Simply stated, an "Investment Adviser" ("IA") is a person (think of it as a company) who, for a fee, provides advice to customers about investing in securities. An "Investment Adviser Representative" ("IAR") is an individual who works for an IA and provides investment advisory services to customers.
The Colorado IA law was enacted in the context of the federal National Securities Markets Improvement Act of 1996 ("NSMIA"), under which Congress split regulatory responsibility for investment advisers between the Securities and Exchange Commission and state securities regulators. IA firms with more than $25 million in assets under management ("Federal Covered Advisers" or "FCAs") are regulated exclusively by the SEC. Colorado regulates IA firms ("state IAs") located in Colorado with assets under that threshold. Investment adviser representatives ("IARs"), individuals with a place of business in Colorado who work for FCAs or state IAs in providing investment advice to customers, need a Colorado IAR license.
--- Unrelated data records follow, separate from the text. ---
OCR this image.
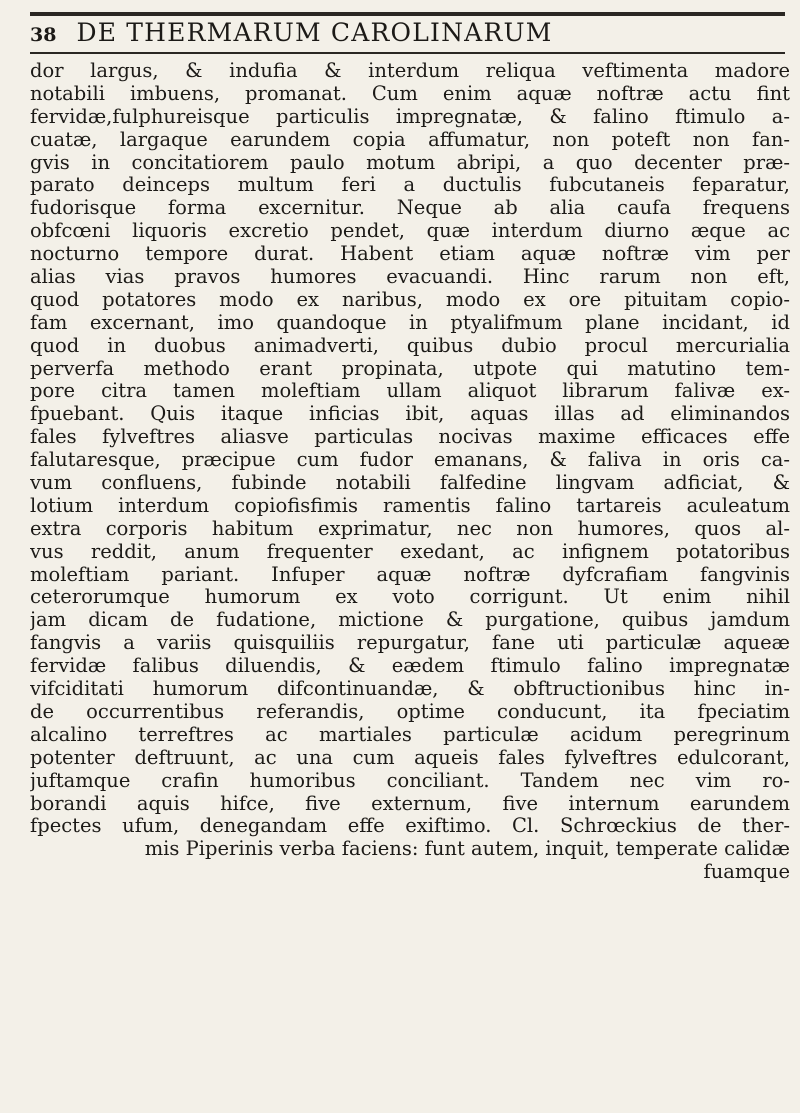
38 DE THERMARUM CAROLINARUM
dor largus, & indufia & interdum reliqua veftimenta madore
notabili imbuens, promanat. Cum enim aquæ noftræ actu fint
fervidæ,fulphureisque particulis impregnatæ, & falino ftimulo a-
cuatæ, largaque earundem copia affumatur, non poteft non fan-
gvis in concitatiorem paulo motum abripi, a quo decenter præ-
parato deinceps multum feri a ductulis fubcutaneis feparatur,
fudorisque forma excernitur. Neque ab alia caufa frequens
obfcœni liquoris excretio pendet, quæ interdum diurno æque ac
nocturno tempore durat. Habent etiam aquæ noftræ vim per
alias vias pravos humores evacuandi. Hinc rarum non eft,
quod potatores modo ex naribus, modo ex ore pituitam copio-
fam excernant, imo quandoque in ptyalifmum plane incidant, id
quod in duobus animadverti, quibus dubio procul mercurialia
perverfa methodo erant propinata, utpote qui matutino tem-
pore citra tamen moleftiam ullam aliquot librarum falivæ ex-
fpuebant. Quis itaque inficias ibit, aquas illas ad eliminandos
fales fylveftres aliasve particulas nocivas maxime efficaces effe
falutaresque, præcipue cum fudor emanans, & faliva in oris ca-
vum confluens, fubinde notabili falfedine lingvam adficiat, &
lotium interdum copiofisfimis ramentis falino tartareis aculeatum
extra corporis habitum exprimatur, nec non humores, quos al-
vus reddit, anum frequenter exedant, ac infignem potatoribus
moleftiam pariant. Infuper aquæ noftræ dyfcrafiam fangvinis
ceterorumque humorum ex voto corrigunt. Ut enim nihil
jam dicam de fudatione, mictione & purgatione, quibus jamdum
fangvis a variis quisquiliis repurgatur, fane uti particulæ aqueæ
fervidæ falibus diluendis, & eædem ftimulo falino impregnatæ
vifciditati humorum difcontinuandæ, & obftructionibus hinc in-
de occurrentibus referandis, optime conducunt, ita fpeciatim
alcalino terreftres ac martiales particulæ acidum peregrinum
potenter deftruunt, ac una cum aqueis fales fylveftres edulcorant,
juftamque crafin humoribus conciliant. Tandem nec vim ro-
borandi aquis hifce, five externum, five internum earundem
fpectes ufum, denegandam effe exiftimo. Cl. Schrœckius de ther-
mis Piperinis verba faciens: funt autem, inquit, temperate calidæ
fuamque
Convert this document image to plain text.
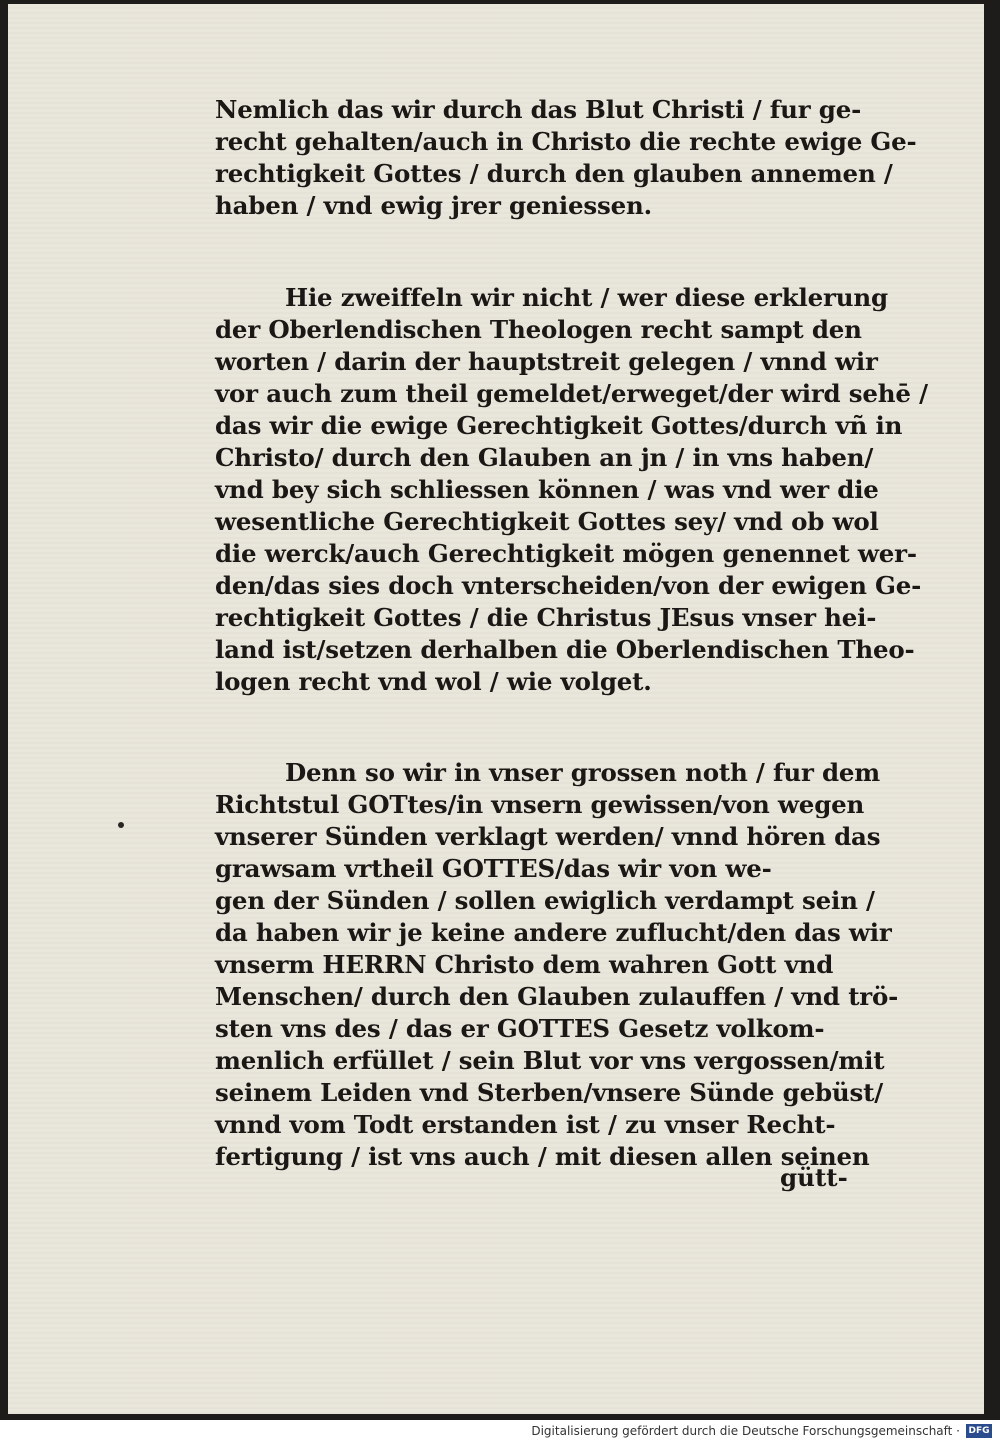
Nemlich das wir durch das Blut Christi / fur ge-
recht gehalten/auch in Christo die rechte ewige Ge-
rechtigkeit Gottes / durch den glauben annemen /
haben / vnd ewig jrer geniessen.
Hie zweiffeln wir nicht / wer diese erklerung
der Oberlendischen Theologen recht sampt den
worten / darin der hauptstreit gelegen / vnnd wir
vor auch zum theil gemeldet/erweget/der wird sehē /
das wir die ewige Gerechtigkeit Gottes/durch vñ in
Christo/ durch den Glauben an jn / in vns haben/
vnd bey sich schliessen können / was vnd wer die
wesentliche Gerechtigkeit Gottes sey/ vnd ob wol
die werck/auch Gerechtigkeit mögen genennet wer-
den/das sies doch vnterscheiden/von der ewigen Ge-
rechtigkeit Gottes / die Christus JEsus vnser hei-
land ist/setzen derhalben die Oberlendischen Theo-
logen recht vnd wol / wie volget.
Denn so wir in vnser grossen noth / fur dem
Richtstul GOTtes/in vnsern gewissen/von wegen
vnserer Sünden verklagt werden/ vnnd hören das
grawsam vrtheil GOTTES/das wir von we-
gen der Sünden / sollen ewiglich verdampt sein /
da haben wir je keine andere zuflucht/den das wir
vnserm HERRN Christo dem wahren Gott vnd
Menschen/ durch den Glauben zulauffen / vnd trö-
sten vns des / das er GOTTES Gesetz volkom-
menlich erfüllet / sein Blut vor vns vergossen/mit
seinem Leiden vnd Sterben/vnsere Sünde gebüst/
vnnd vom Todt erstanden ist / zu vnser Recht-
fertigung / ist vns auch / mit diesen allen seinen
gütt-
Digitalisierung gefördert durch die Deutsche Forschungsgemeinschaft · DFG
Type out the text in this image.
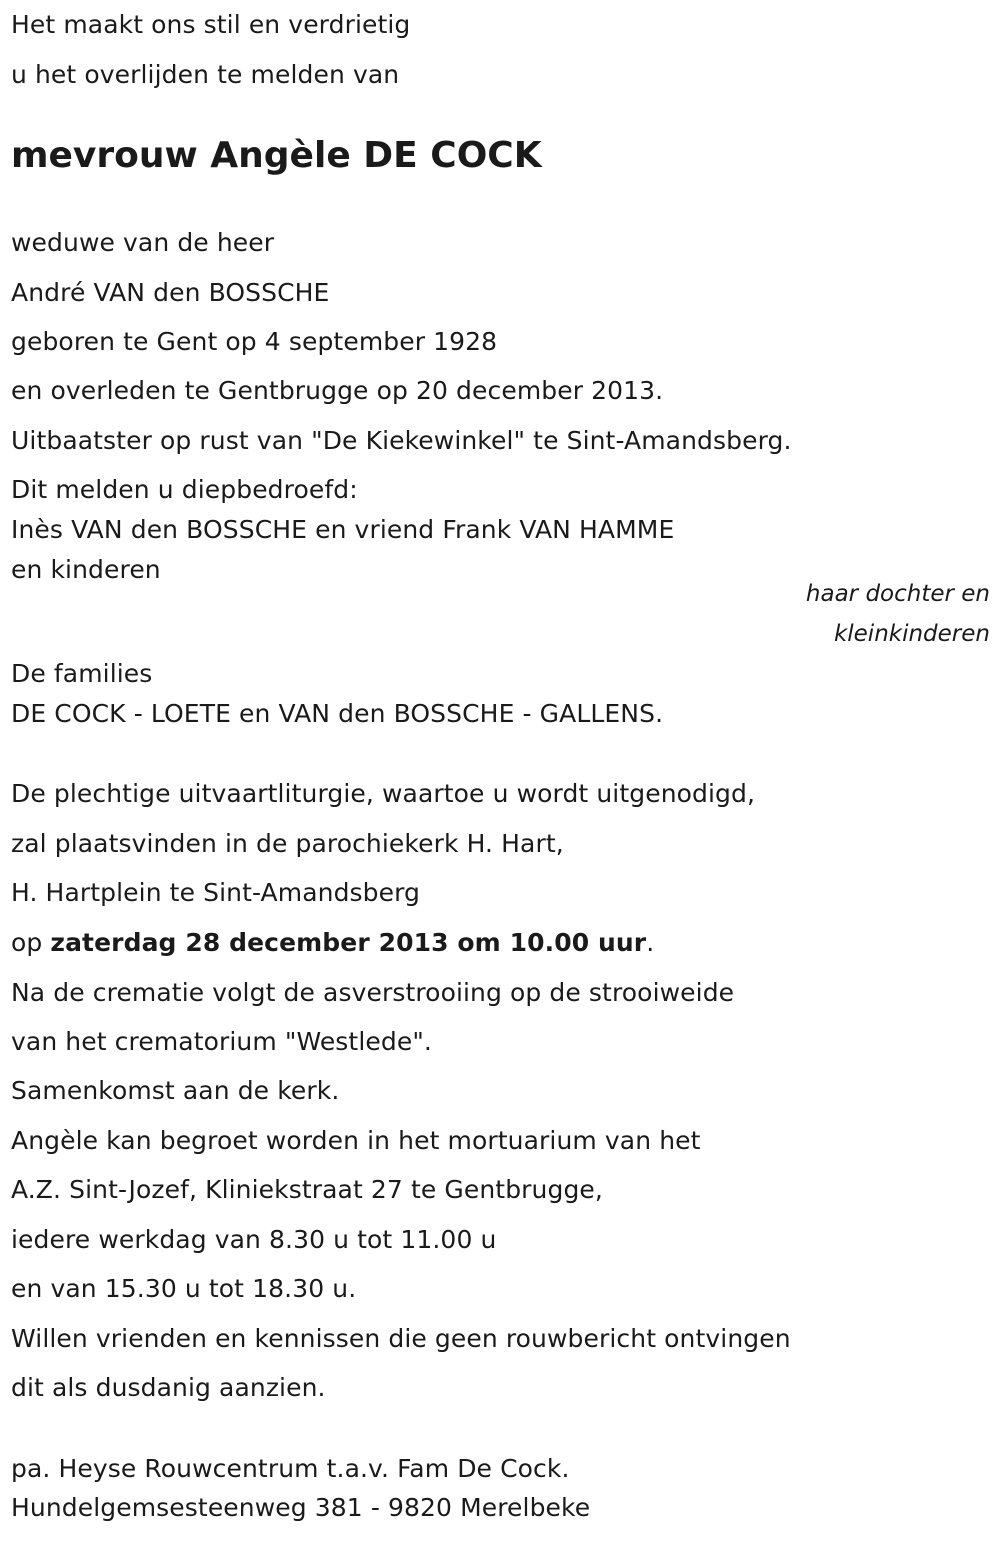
Het maakt ons stil en verdrietig
u het overlijden te melden van
mevrouw Angèle DE COCK
weduwe van de heer
André VAN den BOSSCHE
geboren te Gent op 4 september 1928
en overleden te Gentbrugge op 20 december 2013.
Uitbaatster op rust van "De Kiekewinkel" te Sint-Amandsberg.
Dit melden u diepbedroefd:
Inès VAN den BOSSCHE en vriend Frank VAN HAMME
en kinderen
haar dochter en
kleinkinderen
De families
DE COCK - LOETE en VAN den BOSSCHE - GALLENS.
De plechtige uitvaartliturgie, waartoe u wordt uitgenodigd,
zal plaatsvinden in de parochiekerk H. Hart,
H. Hartplein te Sint-Amandsberg
op zaterdag 28 december 2013 om 10.00 uur.
Na de crematie volgt de asverstrooiing op de strooiweide
van het crematorium "Westlede".
Samenkomst aan de kerk.
Angèle kan begroet worden in het mortuarium van het
A.Z. Sint-Jozef, Kliniekstraat 27 te Gentbrugge,
iedere werkdag van 8.30 u tot 11.00 u
en van 15.30 u tot 18.30 u.
Willen vrienden en kennissen die geen rouwbericht ontvingen
dit als dusdanig aanzien.
pa. Heyse Rouwcentrum t.a.v. Fam De Cock.
Hundelgemsesteenweg 381 - 9820 Merelbeke
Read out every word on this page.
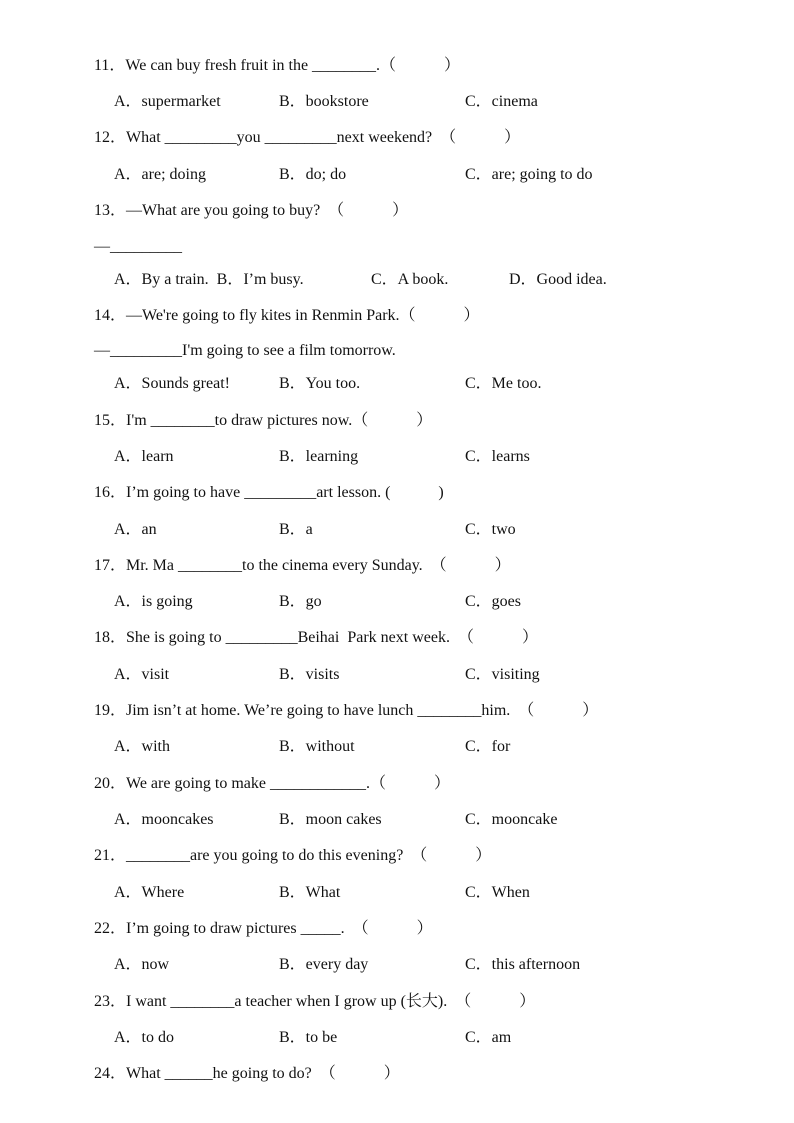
11．We can buy fresh fruit in the ________.（　　　）
A．supermarket	B．bookstore	C．cinema
12．What _________you _________next weekend?  （　　　）
A．are; doing	B．do; do	C．are; going to do
13．—What are you going to buy?  （　　　）
—_________
A．By a train.  B．I’m busy.	C．A book.	D．Good idea.
14．—We're going to fly kites in Renmin Park.（　　　）
—_________I'm going to see a film tomorrow.
A．Sounds great!	B．You too.	C．Me too.
15．I'm ________to draw pictures now.（　　　）
A．learn	B．learning	C．learns
16．I’m going to have _________art lesson. (　　　)
A．an	B．a	C．two
17．Mr. Ma ________to the cinema every Sunday.  （　　　）
A．is going	B．go	C．goes
18．She is going to _________Beihai  Park next week.  （　　　）
A．visit	B．visits	C．visiting
19．Jim isn’t at home. We’re going to have lunch ________him.  （　　　）
A．with	B．without	C．for
20．We are going to make ____________.（　　　）
A．mooncakes	B．moon cakes	C．mooncake
21．________are you going to do this evening?  （　　　）
A．Where	B．What	C．When
22．I’m going to draw pictures _____.  （　　　）
A．now	B．every day	C．this afternoon
23．I want ________a teacher when I grow up (长大).  （　　　）
A．to do	B．to be	C．am
24．What ______he going to do?  （　　　）
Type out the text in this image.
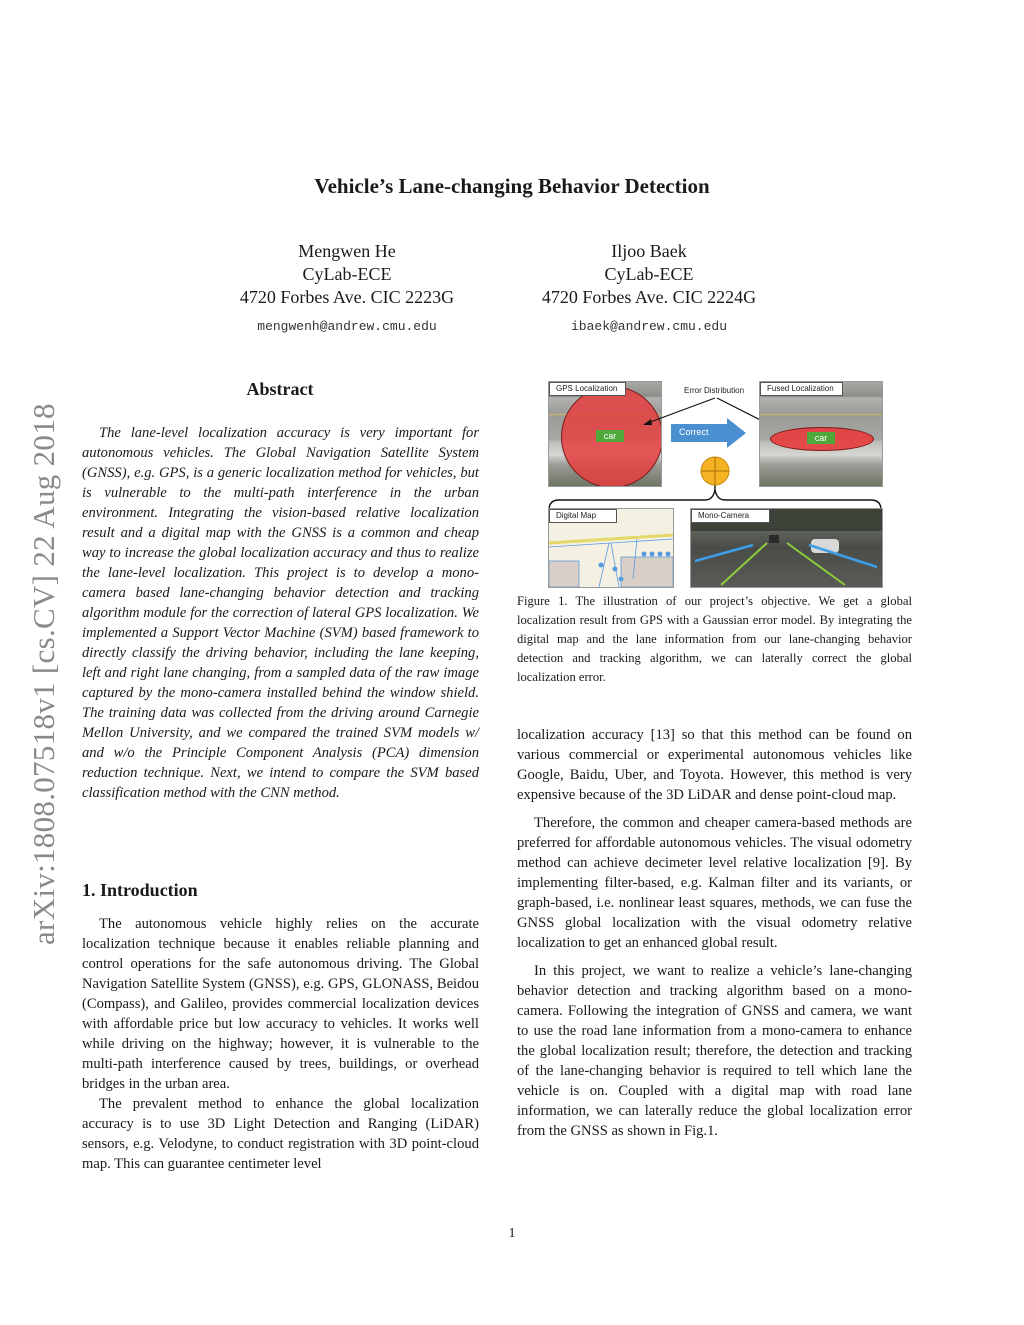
arXiv:1808.07518v1 [cs.CV] 22 Aug 2018
Vehicle’s Lane-changing Behavior Detection
Mengwen He
CyLab-ECE
4720 Forbes Ave. CIC 2223G
mengwenh@andrew.cmu.edu
Iljoo Baek
CyLab-ECE
4720 Forbes Ave. CIC 2224G
ibaek@andrew.cmu.edu
Abstract

The lane-level localization accuracy is very important for autonomous vehicles. The Global Navigation Satellite System (GNSS), e.g. GPS, is a generic localization method for vehicles, but is vulnerable to the multi-path interference in the urban environment. Integrating the vision-based relative localization result and a digital map with the GNSS is a common and cheap way to increase the global localization accuracy and thus to realize the lane-level localization. This project is to develop a mono-camera based lane-changing behavior detection and tracking algorithm module for the correction of lateral GPS localization. We implemented a Support Vector Machine (SVM) based framework to directly classify the driving behavior, including the lane keeping, left and right lane changing, from a sampled data of the raw image captured by the mono-camera installed behind the window shield. The training data was collected from the driving around Carnegie Mellon University, and we compared the trained SVM models w/ and w/o the Principle Component Analysis (PCA) dimension reduction technique. Next, we intend to compare the SVM based classification method with the CNN method.

1. Introduction

The autonomous vehicle highly relies on the accurate localization technique because it enables reliable planning and control operations for the safe autonomous driving. The Global Navigation Satellite System (GNSS), e.g. GPS, GLONASS, Beidou (Compass), and Galileo, provides commercial localization devices with affordable price but low accuracy to vehicles. It works well while driving on the highway; however, it is vulnerable to the multi-path interference caused by trees, buildings, or overhead bridges in the urban area.

The prevalent method to enhance the global localization accuracy is to use 3D Light Detection and Ranging (LiDAR) sensors, e.g. Velodyne, to conduct registration with 3D point-cloud map. This can guarantee centimeter level

car
GPS Localization	Error Distribution
Correct
car
Fused Localization
Digital Map	Mono-Camera
Figure 1. The illustration of our project’s objective. We get a global localization result from GPS with a Gaussian error model. By integrating the digital map and the lane information from our lane-changing behavior detection and tracking algorithm, we can laterally correct the global localization error.

localization accuracy [13] so that this method can be found on various commercial or experimental autonomous vehicles like Google, Baidu, Uber, and Toyota. However, this method is very expensive because of the 3D LiDAR and dense point-cloud map.

Therefore, the common and cheaper camera-based methods are preferred for affordable autonomous vehicles. The visual odometry method can achieve decimeter level relative localization [9]. By implementing filter-based, e.g. Kalman filter and its variants, or graph-based, i.e. nonlinear least squares, methods, we can fuse the GNSS global localization with the visual odometry relative localization to get an enhanced global result.

In this project, we want to realize a vehicle’s lane-changing behavior detection and tracking algorithm based on a mono-camera. Following the integration of GNSS and camera, we want to use the road lane information from a mono-camera to enhance the global localization result; therefore, the detection and tracking of the lane-changing behavior is required to tell which lane the vehicle is on. Coupled with a digital map with road lane information, we can laterally reduce the global localization error from the GNSS as shown in Fig.1.

1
To be licensed in Colorado, the filing of IA and IAR license applications and fees is required. IAR license applicants are required to take and pass a minimum competency examination or provide proof of alternate qualifications. Annual fees will be required each year. Licensees are subject to inspection, dishonest and unethical business practice rules, customer disclosure requirements and anti-fraud provisions.
A FCA with a place of business in this state, or who employs or otherwise engages an individual with a place of business in this state to act as an IAR, is required to make a notice filing.